Pulmonary emboli are diagnosed by having a high index of suspicion. That means if any concerns suggest a PE, then diagnostic testing should be undertaken. The diagnostic test of choice at this time is a CT scan of the chest with I.V. contrast. The pulmonary embolism can be seen as a dark spot in the veins of the lungs. More invasive evaluation can be performed with angiography if there are any doubts from the CT scan, or if a more aggressive approach to intervention is required.

CT scan showing several areas of PE WHAT IS THE TREATMENT FOR PE?

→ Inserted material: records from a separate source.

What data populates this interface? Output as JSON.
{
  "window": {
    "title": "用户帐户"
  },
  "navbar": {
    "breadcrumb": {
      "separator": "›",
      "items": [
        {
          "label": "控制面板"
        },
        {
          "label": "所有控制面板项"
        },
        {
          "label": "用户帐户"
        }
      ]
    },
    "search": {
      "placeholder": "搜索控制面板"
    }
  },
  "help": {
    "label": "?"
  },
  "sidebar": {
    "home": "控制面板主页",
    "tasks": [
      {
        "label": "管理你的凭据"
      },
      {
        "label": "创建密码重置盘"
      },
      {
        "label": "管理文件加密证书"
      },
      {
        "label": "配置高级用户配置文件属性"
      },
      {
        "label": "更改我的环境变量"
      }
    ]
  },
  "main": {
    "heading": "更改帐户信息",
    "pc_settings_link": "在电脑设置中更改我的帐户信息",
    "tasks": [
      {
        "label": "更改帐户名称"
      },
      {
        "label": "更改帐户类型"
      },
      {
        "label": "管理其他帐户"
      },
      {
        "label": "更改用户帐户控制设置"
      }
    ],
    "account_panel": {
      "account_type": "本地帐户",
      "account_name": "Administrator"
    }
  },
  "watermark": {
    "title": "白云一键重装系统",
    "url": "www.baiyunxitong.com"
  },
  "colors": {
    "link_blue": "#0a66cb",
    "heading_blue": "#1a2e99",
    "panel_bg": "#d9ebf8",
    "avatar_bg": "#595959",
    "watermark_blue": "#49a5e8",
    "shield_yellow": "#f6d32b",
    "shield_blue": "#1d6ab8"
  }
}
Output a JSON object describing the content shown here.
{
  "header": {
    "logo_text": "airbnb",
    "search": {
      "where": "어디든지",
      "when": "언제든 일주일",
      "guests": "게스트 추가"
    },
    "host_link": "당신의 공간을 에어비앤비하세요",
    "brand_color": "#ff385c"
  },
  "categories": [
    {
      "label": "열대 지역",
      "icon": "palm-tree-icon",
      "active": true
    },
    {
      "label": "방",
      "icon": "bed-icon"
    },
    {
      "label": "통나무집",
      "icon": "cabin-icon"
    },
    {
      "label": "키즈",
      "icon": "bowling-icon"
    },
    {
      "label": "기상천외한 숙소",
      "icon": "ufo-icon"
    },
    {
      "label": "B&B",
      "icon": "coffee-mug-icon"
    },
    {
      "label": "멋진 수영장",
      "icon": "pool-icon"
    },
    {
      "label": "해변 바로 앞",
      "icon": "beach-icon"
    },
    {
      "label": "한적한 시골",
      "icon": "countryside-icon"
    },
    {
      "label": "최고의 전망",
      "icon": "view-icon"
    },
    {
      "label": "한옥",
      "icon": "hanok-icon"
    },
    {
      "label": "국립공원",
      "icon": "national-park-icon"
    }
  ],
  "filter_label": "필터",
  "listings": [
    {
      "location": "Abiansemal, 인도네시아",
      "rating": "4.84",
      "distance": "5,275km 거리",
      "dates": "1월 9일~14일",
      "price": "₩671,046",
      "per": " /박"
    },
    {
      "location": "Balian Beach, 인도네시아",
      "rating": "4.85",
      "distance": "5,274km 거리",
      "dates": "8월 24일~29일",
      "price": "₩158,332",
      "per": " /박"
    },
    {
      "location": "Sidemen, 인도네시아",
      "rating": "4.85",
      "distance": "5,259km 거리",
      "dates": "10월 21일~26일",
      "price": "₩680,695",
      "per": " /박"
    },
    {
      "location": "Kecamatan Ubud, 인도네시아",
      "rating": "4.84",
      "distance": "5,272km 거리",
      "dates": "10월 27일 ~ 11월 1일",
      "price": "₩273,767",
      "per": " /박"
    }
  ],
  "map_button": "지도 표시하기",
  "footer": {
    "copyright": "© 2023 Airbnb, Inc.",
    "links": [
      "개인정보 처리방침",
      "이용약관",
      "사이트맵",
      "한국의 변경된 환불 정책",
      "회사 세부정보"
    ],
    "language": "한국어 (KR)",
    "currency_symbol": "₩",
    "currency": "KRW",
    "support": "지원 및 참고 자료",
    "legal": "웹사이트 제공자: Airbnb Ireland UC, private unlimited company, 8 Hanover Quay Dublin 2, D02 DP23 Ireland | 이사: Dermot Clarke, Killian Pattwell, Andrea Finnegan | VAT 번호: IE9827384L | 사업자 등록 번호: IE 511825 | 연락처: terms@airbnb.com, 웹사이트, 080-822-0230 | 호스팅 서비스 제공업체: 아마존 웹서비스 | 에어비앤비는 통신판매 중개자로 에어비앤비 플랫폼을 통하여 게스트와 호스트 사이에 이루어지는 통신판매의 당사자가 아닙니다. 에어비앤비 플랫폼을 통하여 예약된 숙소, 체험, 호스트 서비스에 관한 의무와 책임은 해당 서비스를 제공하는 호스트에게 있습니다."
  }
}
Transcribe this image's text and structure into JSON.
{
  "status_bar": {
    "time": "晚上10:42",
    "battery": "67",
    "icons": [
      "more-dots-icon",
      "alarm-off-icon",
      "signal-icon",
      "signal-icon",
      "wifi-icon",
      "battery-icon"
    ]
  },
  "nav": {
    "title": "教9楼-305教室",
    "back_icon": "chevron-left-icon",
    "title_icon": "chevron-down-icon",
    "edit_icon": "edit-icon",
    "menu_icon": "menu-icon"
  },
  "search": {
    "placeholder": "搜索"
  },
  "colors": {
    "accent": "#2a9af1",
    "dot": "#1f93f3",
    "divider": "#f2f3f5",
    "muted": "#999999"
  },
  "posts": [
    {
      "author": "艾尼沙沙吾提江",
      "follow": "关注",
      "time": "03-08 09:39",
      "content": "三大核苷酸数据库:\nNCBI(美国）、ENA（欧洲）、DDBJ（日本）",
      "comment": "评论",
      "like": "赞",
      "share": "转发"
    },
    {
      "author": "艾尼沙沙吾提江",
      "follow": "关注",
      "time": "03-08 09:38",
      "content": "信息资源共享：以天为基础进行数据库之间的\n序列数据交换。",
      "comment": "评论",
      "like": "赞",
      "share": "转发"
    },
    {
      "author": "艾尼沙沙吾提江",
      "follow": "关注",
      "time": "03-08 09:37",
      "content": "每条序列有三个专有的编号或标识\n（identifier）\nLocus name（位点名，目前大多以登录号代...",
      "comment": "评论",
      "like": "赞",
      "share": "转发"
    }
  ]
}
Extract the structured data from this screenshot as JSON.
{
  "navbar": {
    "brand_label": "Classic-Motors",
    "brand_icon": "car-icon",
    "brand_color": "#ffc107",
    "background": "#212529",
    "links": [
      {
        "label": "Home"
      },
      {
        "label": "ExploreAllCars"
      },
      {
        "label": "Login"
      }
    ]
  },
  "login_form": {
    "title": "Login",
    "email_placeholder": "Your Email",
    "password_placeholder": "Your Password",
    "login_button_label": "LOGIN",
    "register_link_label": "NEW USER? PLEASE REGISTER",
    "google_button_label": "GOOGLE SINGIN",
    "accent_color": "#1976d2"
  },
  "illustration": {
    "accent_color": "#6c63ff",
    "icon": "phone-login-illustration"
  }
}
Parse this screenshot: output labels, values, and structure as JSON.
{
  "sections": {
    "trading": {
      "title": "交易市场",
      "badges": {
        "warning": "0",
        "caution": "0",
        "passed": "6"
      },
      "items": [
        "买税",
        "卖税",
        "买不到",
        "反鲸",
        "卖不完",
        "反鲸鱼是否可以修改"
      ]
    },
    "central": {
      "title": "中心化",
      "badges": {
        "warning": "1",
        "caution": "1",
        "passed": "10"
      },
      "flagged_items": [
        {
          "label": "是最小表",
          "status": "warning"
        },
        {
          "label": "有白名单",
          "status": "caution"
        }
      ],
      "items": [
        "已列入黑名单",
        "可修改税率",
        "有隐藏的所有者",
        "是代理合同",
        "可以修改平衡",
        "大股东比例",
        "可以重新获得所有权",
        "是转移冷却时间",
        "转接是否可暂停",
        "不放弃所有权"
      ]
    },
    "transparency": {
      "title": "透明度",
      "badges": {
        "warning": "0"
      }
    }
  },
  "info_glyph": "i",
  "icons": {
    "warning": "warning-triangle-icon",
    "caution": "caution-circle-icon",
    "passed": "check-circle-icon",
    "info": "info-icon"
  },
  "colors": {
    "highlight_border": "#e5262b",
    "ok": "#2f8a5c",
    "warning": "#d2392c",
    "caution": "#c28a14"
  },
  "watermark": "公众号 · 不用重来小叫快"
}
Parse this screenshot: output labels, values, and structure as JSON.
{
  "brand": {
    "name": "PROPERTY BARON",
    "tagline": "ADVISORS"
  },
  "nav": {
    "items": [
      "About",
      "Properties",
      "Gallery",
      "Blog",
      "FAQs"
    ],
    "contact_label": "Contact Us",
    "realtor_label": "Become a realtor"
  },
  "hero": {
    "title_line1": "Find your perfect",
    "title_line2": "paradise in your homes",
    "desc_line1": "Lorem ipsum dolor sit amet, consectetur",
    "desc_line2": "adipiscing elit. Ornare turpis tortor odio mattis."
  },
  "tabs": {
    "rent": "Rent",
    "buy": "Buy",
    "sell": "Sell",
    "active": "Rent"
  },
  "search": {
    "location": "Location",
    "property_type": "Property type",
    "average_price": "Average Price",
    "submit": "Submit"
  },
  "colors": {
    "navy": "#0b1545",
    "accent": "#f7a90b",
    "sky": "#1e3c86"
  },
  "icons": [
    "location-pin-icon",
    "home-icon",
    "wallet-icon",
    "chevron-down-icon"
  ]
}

Most cases of pulmonary embolism are not fatal and the crux of the treatment is to prevent further emboli from breaking off and ending up in the lungs. Again, the importance of thinking about the diagnosis of PE is of paramount importance, because initially the symptoms might not be specific, and can be quite vague. Once the suspicion is raised, and diagnostic testing with a CT scan confirms the presence of a pulmonary embolism, then the next step is to make sure the patient is stable, and plan intervention. In most cases, the intervention is thinning out the blood with medication, Lovenox initially, then Warfarin. The PE has also done the damage it can to the lungs, and the point of thinning out the blood is to prevent further PEs from occurring while the body heals.

Some patients cannot tolerate blood thinning for medical reasons such as recent surgery, an active and bleeding stomach ulcer, or the elderly and infirm who are at high risk for falling and injury or bleeding from another source. In these situations, the alternative treatment is to place a device in the main vein that drains both legs to prevent further blood clots from travelling up into the lungs. This device is called an inferior vena cava (IVC) filter. It is placed under X-ray guidance under the kidney veins in the vena cava. It is guided to this site through the groin or neck veins, depending on the patient’s anatomy. There are numerous types of IVC filter, and they are very well tolerated.


If the patient is in serious condition and is clinically doing poorly, there are more aggressive approaches to treating the pulmonary embolism, based on trying to remove or dissolve the clot. One such option is to mechanically remove the clot using a device that suctions out the thrombus and infiltrates it with clot-dissolving medication. There are other mechanical methods of removing the clots with novel devices. These methods are not very invasive and performed using a small puncture in the veins of the groin to access the circulation and enter the lung veins to try and extract the clot. This process of removing or dissolving clots is termed venous thrombolysis.

Surgical intervention is the most aggressive approach which involves opening the chest cavity and trying to remove the clot. This latter approach has a high mortality rate and is not used very often with the advent of catheter-based techniques as discussed previously.